We are not our own users, so it’s important that we listen to customer feedback, no matter how hard it may be to hear. The customers and end users appreciate the time we took to incorporate their feedback into the final iteration.

Now Do It All Again!

Woohoo! The research is over, the data is collected, and the prototype is done! Time to forget about it forever, right?


A prototype is rarely ever done. All that research you just helped gather? It’s highly likely that will go into another round of prototyping. At Salesforce we often use RITE testing, which involves making changes in between research sessions, as soon as a problem is noticed and a potential solution is identified. RITE testing is beneficial because it allows for more rapid prototyping. Once a potential fix is identified, it can immediately be tested on the next participant, rather than waiting for a whole new set of research sessions.

So we can make changes to the prototype design and interaction in between different research sessions. Otherwise, we wait until all the sessions have completed, and then go through the whole process again.

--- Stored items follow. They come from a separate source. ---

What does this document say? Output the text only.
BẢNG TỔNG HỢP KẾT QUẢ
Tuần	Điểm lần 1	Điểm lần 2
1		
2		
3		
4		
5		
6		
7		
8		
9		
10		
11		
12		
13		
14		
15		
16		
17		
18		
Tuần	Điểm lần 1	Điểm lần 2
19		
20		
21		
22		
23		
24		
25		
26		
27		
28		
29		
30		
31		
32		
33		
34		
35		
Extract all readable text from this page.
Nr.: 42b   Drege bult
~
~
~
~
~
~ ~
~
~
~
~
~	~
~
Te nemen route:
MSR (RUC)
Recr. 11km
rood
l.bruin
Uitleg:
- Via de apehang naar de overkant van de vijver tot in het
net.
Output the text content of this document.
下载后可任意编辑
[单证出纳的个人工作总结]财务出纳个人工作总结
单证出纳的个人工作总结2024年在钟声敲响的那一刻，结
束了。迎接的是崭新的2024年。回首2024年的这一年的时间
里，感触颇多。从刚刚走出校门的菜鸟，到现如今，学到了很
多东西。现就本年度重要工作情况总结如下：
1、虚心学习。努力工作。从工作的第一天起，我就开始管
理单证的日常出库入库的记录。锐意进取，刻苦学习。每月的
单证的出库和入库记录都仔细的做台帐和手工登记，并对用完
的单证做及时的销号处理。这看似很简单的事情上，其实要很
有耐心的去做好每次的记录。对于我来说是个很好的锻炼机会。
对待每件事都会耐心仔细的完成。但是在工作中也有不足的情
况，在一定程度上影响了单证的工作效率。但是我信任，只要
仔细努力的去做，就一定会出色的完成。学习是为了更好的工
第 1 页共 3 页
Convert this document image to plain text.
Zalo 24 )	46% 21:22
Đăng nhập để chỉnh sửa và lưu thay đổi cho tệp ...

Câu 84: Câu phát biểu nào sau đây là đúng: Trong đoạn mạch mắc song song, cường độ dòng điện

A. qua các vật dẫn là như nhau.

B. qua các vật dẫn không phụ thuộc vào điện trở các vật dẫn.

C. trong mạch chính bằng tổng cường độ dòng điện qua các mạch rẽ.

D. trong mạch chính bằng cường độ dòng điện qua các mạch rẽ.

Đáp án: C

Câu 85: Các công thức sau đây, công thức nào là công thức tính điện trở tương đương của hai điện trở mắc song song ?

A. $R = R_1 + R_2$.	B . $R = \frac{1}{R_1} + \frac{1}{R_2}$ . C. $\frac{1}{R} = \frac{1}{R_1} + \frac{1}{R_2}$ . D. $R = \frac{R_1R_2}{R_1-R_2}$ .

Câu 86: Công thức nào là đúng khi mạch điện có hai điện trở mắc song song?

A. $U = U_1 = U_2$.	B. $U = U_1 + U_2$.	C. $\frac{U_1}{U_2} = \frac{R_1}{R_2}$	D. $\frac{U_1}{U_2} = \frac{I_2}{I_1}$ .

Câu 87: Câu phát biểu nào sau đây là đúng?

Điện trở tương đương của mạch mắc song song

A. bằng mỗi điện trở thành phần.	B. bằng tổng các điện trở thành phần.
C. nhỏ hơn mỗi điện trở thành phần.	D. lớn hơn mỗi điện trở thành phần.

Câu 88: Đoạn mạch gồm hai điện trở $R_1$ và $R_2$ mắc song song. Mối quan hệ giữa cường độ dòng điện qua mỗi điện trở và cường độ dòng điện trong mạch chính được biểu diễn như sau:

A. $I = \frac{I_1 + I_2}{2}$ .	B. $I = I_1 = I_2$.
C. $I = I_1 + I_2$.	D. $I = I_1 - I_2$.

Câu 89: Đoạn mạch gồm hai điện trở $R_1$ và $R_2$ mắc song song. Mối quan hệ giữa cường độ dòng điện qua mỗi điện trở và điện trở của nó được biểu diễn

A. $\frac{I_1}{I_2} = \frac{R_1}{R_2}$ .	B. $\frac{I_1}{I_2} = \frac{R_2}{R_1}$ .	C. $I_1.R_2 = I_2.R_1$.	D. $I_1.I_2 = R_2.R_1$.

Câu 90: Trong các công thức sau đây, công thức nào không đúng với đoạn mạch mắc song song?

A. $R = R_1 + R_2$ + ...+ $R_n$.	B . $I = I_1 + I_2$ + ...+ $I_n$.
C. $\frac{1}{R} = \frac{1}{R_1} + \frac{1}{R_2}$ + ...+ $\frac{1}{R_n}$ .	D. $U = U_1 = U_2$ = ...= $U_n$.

It’s not unusual to go through the cycle of designing, prototyping, and research a few times until some clear results have been discovered. But that’s the fun! Seeing how much the designs evolved, or didn’t evolve, helps us better understand our customers and give them the best user experience, which is ultimately the goal of prototyping,

Now that you know how to go from design ideas to full, data-driven prototypes and iterate through multiple research sessions, it’s your turn to share the rapid, iterative world of prototyping.